Pernah dengar soal ‘long COVID’? Nah, ada juga fenomena orang yang gejala COVID-19-nya sudah hilang, tapi masalah pernapasannya malah memburuk setelah terpapar polusi udara yang tinggi. Ini membuktikan betapa fundamentalnya kualitas udara bagi sistem pertahanan tubuh kita.

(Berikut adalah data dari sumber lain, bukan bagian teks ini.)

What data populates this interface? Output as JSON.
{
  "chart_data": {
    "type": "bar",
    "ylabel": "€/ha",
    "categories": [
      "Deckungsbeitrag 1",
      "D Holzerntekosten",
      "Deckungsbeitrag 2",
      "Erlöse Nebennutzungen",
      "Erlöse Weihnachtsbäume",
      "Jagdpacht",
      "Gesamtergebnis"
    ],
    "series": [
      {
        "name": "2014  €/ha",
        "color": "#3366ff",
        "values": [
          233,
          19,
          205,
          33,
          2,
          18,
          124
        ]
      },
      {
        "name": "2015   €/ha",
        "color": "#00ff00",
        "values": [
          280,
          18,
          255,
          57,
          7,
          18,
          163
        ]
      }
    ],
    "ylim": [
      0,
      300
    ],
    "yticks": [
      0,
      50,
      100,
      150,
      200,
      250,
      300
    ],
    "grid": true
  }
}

Apa yang Bisa Kita Lakukan?
Kadang muncul pertanyaan, ‘Apa iya kita bisa berbuat banyak kalau masalahnya sebesar ini?’ Memang benar, masalah polusi udara ini butuh solusi dari pemerintah dan industri. Tapi, bukan berarti kita pasrah saja. Mulai dari hal kecil, misalnya :
- Kurangi penggunaan kendaraan pribadi, pertimbangkan transportasi umum atau sepeda.
- Jika terpaksa berkendara, pastikan kendaraan dalam kondisi prima.
- Tanam pohon di sekitar rumah, meskipun hanya satu atau dua, itu membantu.
- Jika tinggal di area yang udaranya sangat buruk, pertimbangkan penggunaan masker saat beraktivitas di luar.
Kalau ditanya pendapat saya, perubahan terbesar datang dari kesadaran. Saat kita sadar bahwa setiap tarikan napas kita sangat berharga dan kualitas udara sangat menentukan kesehatan kita, barulah kita akan lebih peduli. Bukankah lebih baik menjaga daripada mengobati?
Jadi, mari kita mulai lebih peka terhadap udara yang kita hirup. Apakah hari ini udara di sekitar Anda terasa segar, atau justru memberatkan napas?